In den letzten Jahren hat er (parallel zu D. Quillen) die Theorie der rationalen Homotopie entwickelt, die als Juwel der Mathematik des zwanzigsten Jahrhunderts gilt. Eine rein algebraische Struktur – Sullivans Minimalmodell – ermöglicht es, den rationalen Homotopie-Typ eines Raumes gänzlich zu rekonstruieren. „Infinitesimal computations in topology“ ist einer der wichtigsten Texte der algebraischen Topologie, nach dem Beispiel der historischen Artikel von Poincaré über die Analysis Situs.
Schließlich formte Sullivan die Theorie der dynamischen Systeme um. Die Studie der holomorphen Dynamik, die von Fatou und Julia am Anfang des zwanzigsten Jahrhunderts erstmals aufgenommen wurde, war in Vergessenheit geraten, als Sullivan damit begann, in genialer Weise quasi-konforme Instrumente aus der harmonischen Analyse einzuführen. Dies revolutionierte die Theorie. Unter den Ergebnissen dieser Thematik muss sein „No-wandering domain“-Theorem erwähnt werden, welches ein ganz großartiges Zeugnis für seine genialen Entdeckungen darstellt.
Dennis Sullivan vertritt eine globale und einheitliche Sicht der Mathematik. Ihm verdanken wir zum Beispiel „The Sullivan Dictionary“, worin Theorien verglichen werden, die scheinbar nichts miteinander zu tun haben: die Dynamik rationaler Brüche und die Klein‘schen Gruppen. Ende der 1970er Jahre formulierten die Physiker Coullet-Tresser und Feigenbaum eine Intuition bezüglich eines Phänomens der Universalität des Übergangs zum Chaos. Sullivan gelang es, das Problem in einen passenden Zusammenhang zu stellen, und dies vor allem mit Analogien zur nichteuklidischen Geometrie zu untermauern. Die Beweise für die verschiedenen Formen der Renormalisierungs-Vermutung, die sich daraus ergaben, verdanken wir größtenteils dem Anstoß Sullivans.

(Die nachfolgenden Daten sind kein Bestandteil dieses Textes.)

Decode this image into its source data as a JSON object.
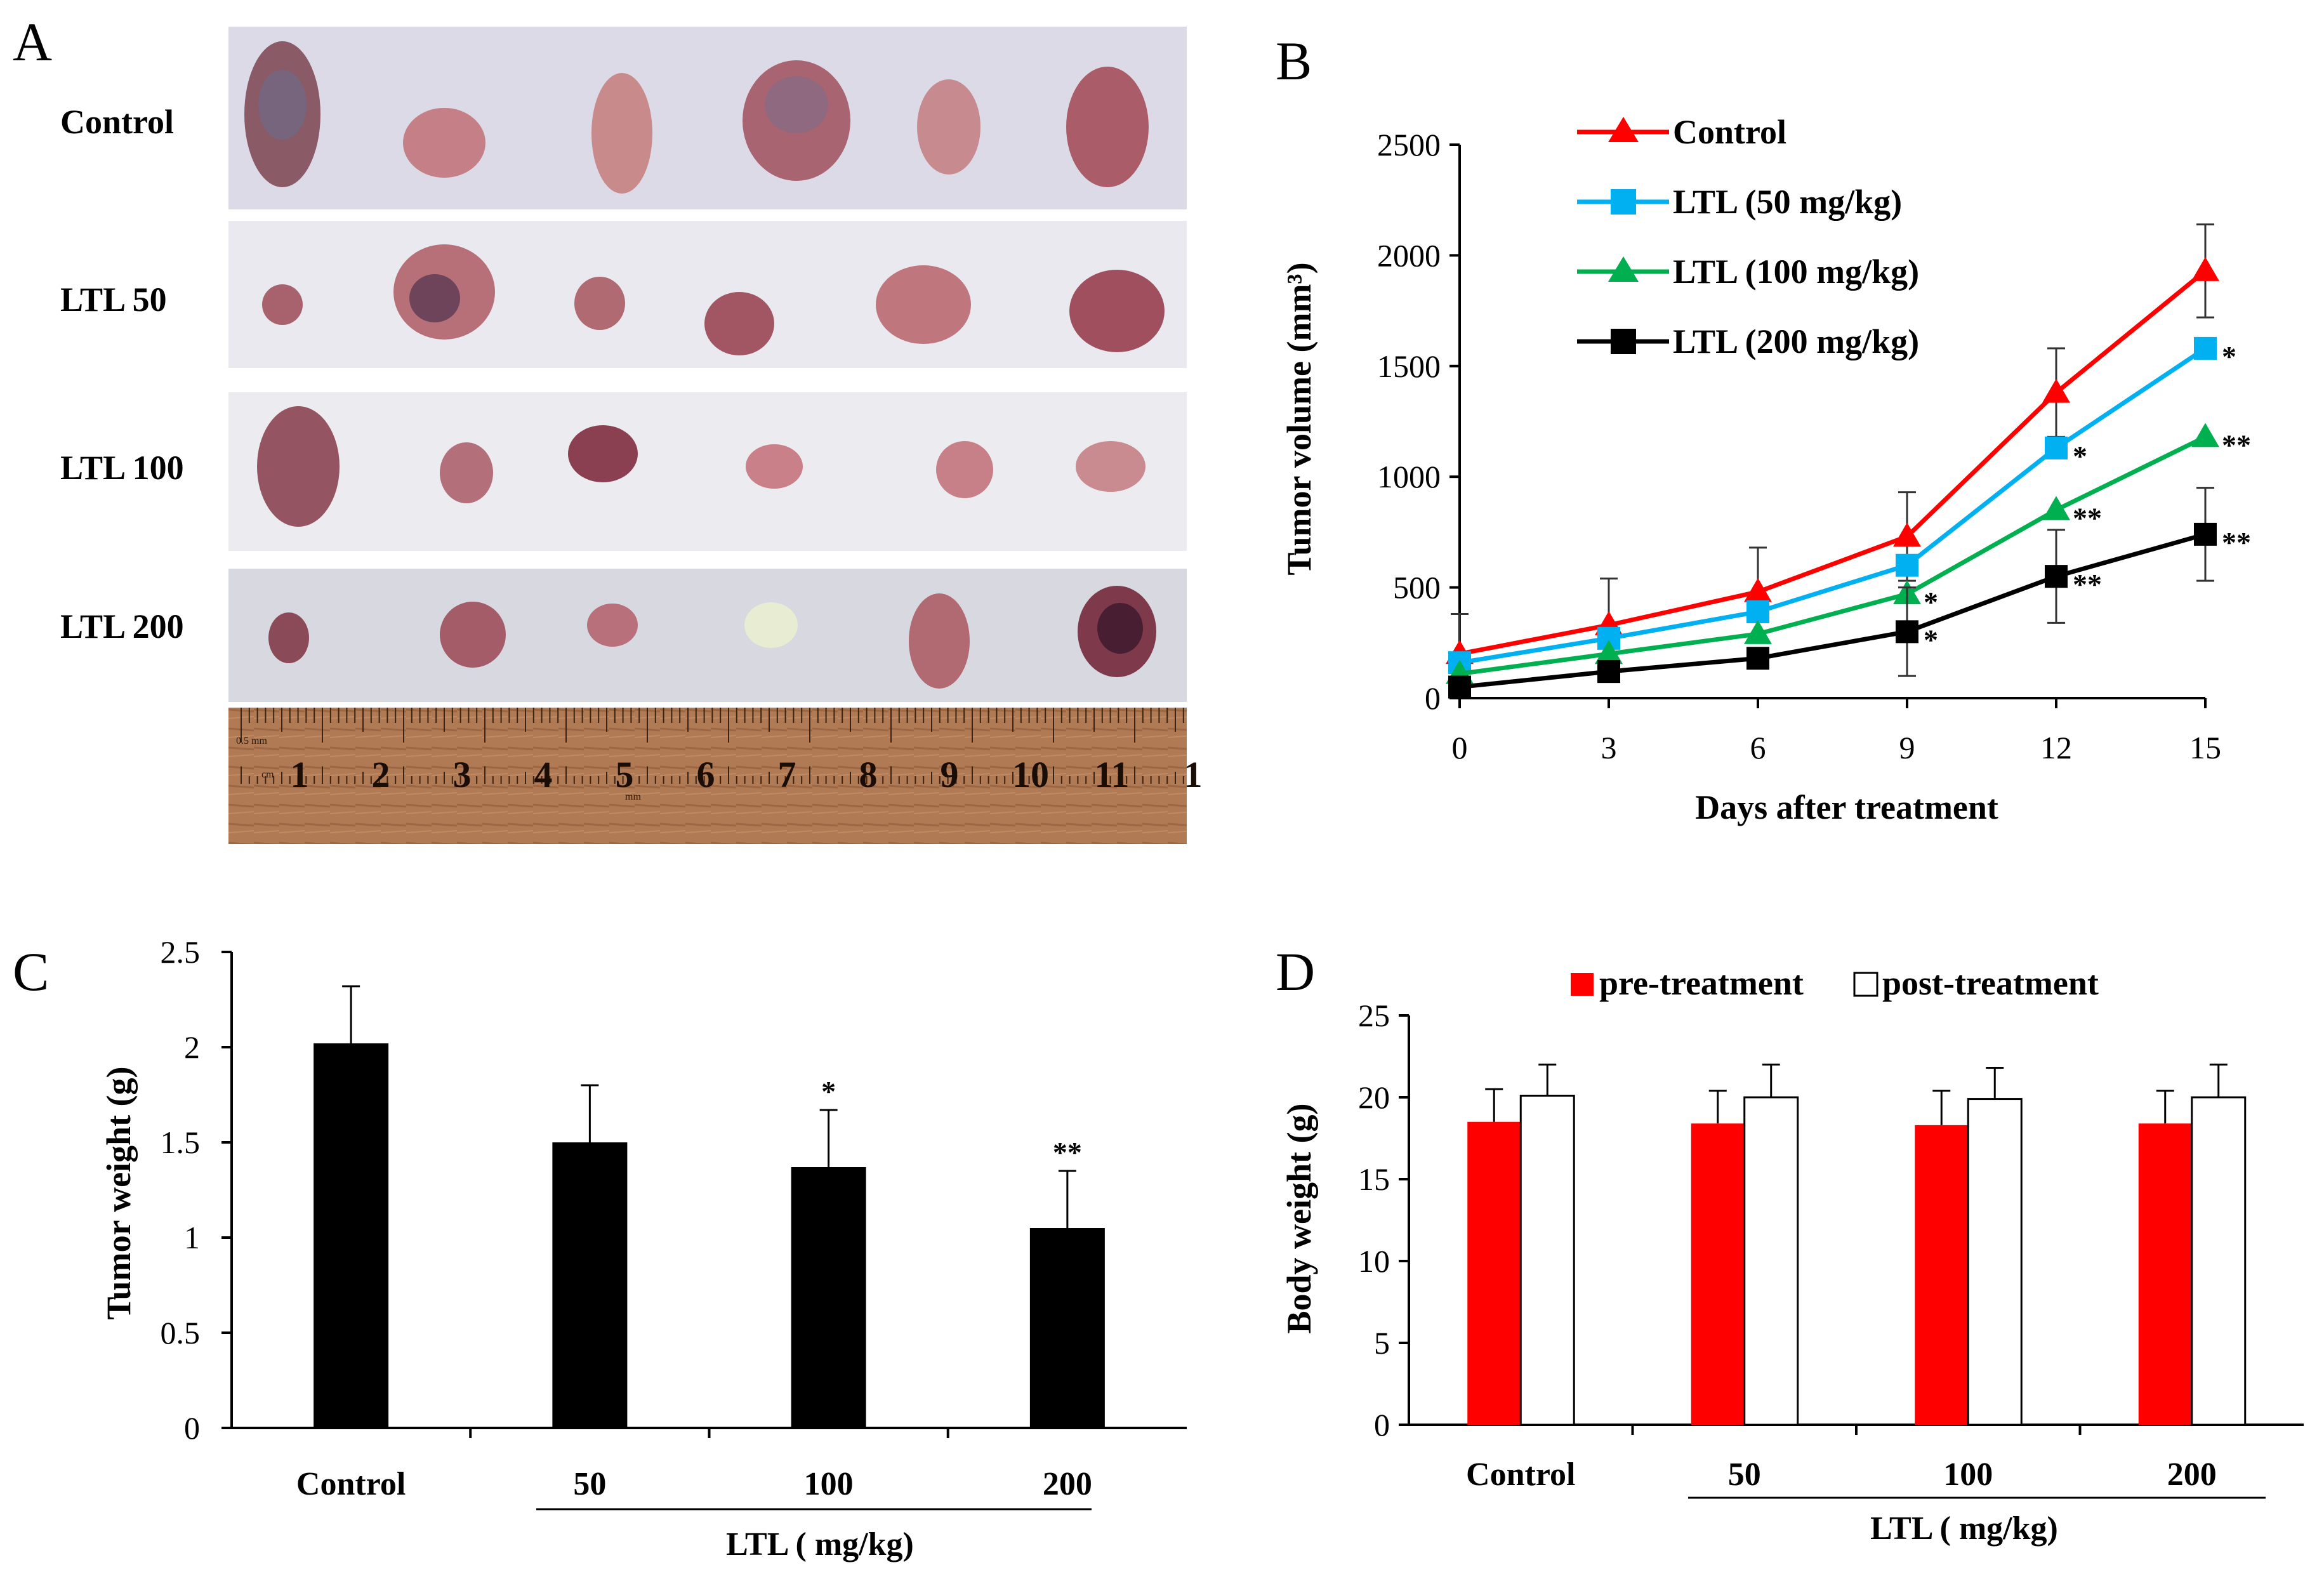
{
  "panels": {
    "a": "A",
    "b": "B",
    "c": "C",
    "d": "D"
  },
  "panel_a": {
    "rows": [
      {
        "label": "Control",
        "tumors": 6
      },
      {
        "label": "LTL 50",
        "tumors": 6
      },
      {
        "label": "LTL 100",
        "tumors": 6
      },
      {
        "label": "LTL 200",
        "tumors": 6
      }
    ],
    "ruler": {
      "numbers": [
        "1",
        "2",
        "3",
        "4",
        "5",
        "6",
        "7",
        "8",
        "9",
        "10",
        "11",
        "1"
      ],
      "small_labels": [
        "0.5 mm",
        "cm",
        "mm"
      ]
    }
  },
  "colors": {
    "control": "#ff0000",
    "ltl50": "#00b0f0",
    "ltl100": "#00b050",
    "ltl200": "#000000",
    "bar": "#000000",
    "pre": "#ff0000",
    "post": "#ffffff"
  },
  "chart_data": [
    {
      "id": "B",
      "type": "line",
      "xlabel": "Days after treatment",
      "ylabel": "Tumor volume (mm³)",
      "x": [
        0,
        3,
        6,
        9,
        12,
        15
      ],
      "xlim": [
        0,
        15
      ],
      "ylim": [
        0,
        2500
      ],
      "yticks": [
        0,
        500,
        1000,
        1500,
        2000,
        2500
      ],
      "series": [
        {
          "name": "Control",
          "marker": "triangle",
          "values": [
            200,
            330,
            480,
            730,
            1380,
            1930
          ],
          "errors": [
            180,
            210,
            200,
            200,
            200,
            210
          ],
          "stars": [
            "",
            "",
            "",
            "",
            "",
            ""
          ]
        },
        {
          "name": "LTL (50 mg/kg)",
          "marker": "square",
          "values": [
            160,
            270,
            390,
            600,
            1130,
            1580
          ],
          "errors": [
            0,
            0,
            0,
            0,
            0,
            0
          ],
          "stars": [
            "",
            "",
            "",
            "",
            "*",
            "*"
          ]
        },
        {
          "name": "LTL (100 mg/kg)",
          "marker": "triangle",
          "values": [
            110,
            200,
            290,
            470,
            850,
            1180
          ],
          "errors": [
            0,
            0,
            0,
            0,
            0,
            0
          ],
          "stars": [
            "",
            "",
            "",
            "*",
            "**",
            "**"
          ]
        },
        {
          "name": "LTL (200 mg/kg)",
          "marker": "square",
          "values": [
            50,
            120,
            180,
            300,
            550,
            740
          ],
          "errors": [
            0,
            0,
            0,
            200,
            210,
            210
          ],
          "stars": [
            "",
            "",
            "",
            "*",
            "**",
            "**"
          ]
        }
      ]
    },
    {
      "id": "C",
      "type": "bar",
      "ylabel": "Tumor weight (g)",
      "categories": [
        "Control",
        "50",
        "100",
        "200"
      ],
      "group_label": "LTL ( mg/kg)",
      "values": [
        2.02,
        1.5,
        1.37,
        1.05
      ],
      "errors": [
        0.3,
        0.3,
        0.3,
        0.3
      ],
      "stars": [
        "",
        "",
        "*",
        "**"
      ],
      "ylim": [
        0,
        2.5
      ],
      "yticks": [
        "0",
        "0.5",
        "1",
        "1.5",
        "2",
        "2.5"
      ]
    },
    {
      "id": "D",
      "type": "bar",
      "ylabel": "Body weight (g)",
      "categories": [
        "Control",
        "50",
        "100",
        "200"
      ],
      "group_label": "LTL ( mg/kg)",
      "series": [
        {
          "name": "pre-treatment",
          "values": [
            18.5,
            18.4,
            18.3,
            18.4
          ],
          "errors": [
            2.0,
            2.0,
            2.1,
            2.0
          ]
        },
        {
          "name": "post-treatment",
          "values": [
            20.1,
            20.0,
            19.9,
            20.0
          ],
          "errors": [
            1.9,
            2.0,
            1.9,
            2.0
          ]
        }
      ],
      "ylim": [
        0,
        25
      ],
      "yticks": [
        "0",
        "5",
        "10",
        "15",
        "20",
        "25"
      ]
    }
  ]
}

Gegenwärtig arbeitet Dennis Sullivan an der topologischen Theorie der Felder und am Formalismus der String-Theorie. Abermals geht es darum, dank der Leistungsstärke der Algebra die Natur des Raumes zu begreifen. Gemeinsam mit Moira Chas ist Sullivan einer der Begründer der „String Topology“. Sein breites Verständnis der Mathematik brachte ihn dazu, sich auf ganz originelle Weise der Flüssigkeitsdynamik zuzuwenden.
Zusätzlich zu seinem wissenschaftlichen Genius verfügt Dennis Sullivan über die einzigartige Gabe, die Forschung zu beflügeln und junge Leute dafür zu begeistern. Dennis Sullivan hat ein weites neues Feld eröffnet, dessen wichtigste Gebiete es noch zu erforschen gilt. Seine Beiträge haben einen wichtigen Einfluss auf die Mathematiker und die Mathematik insgesamt.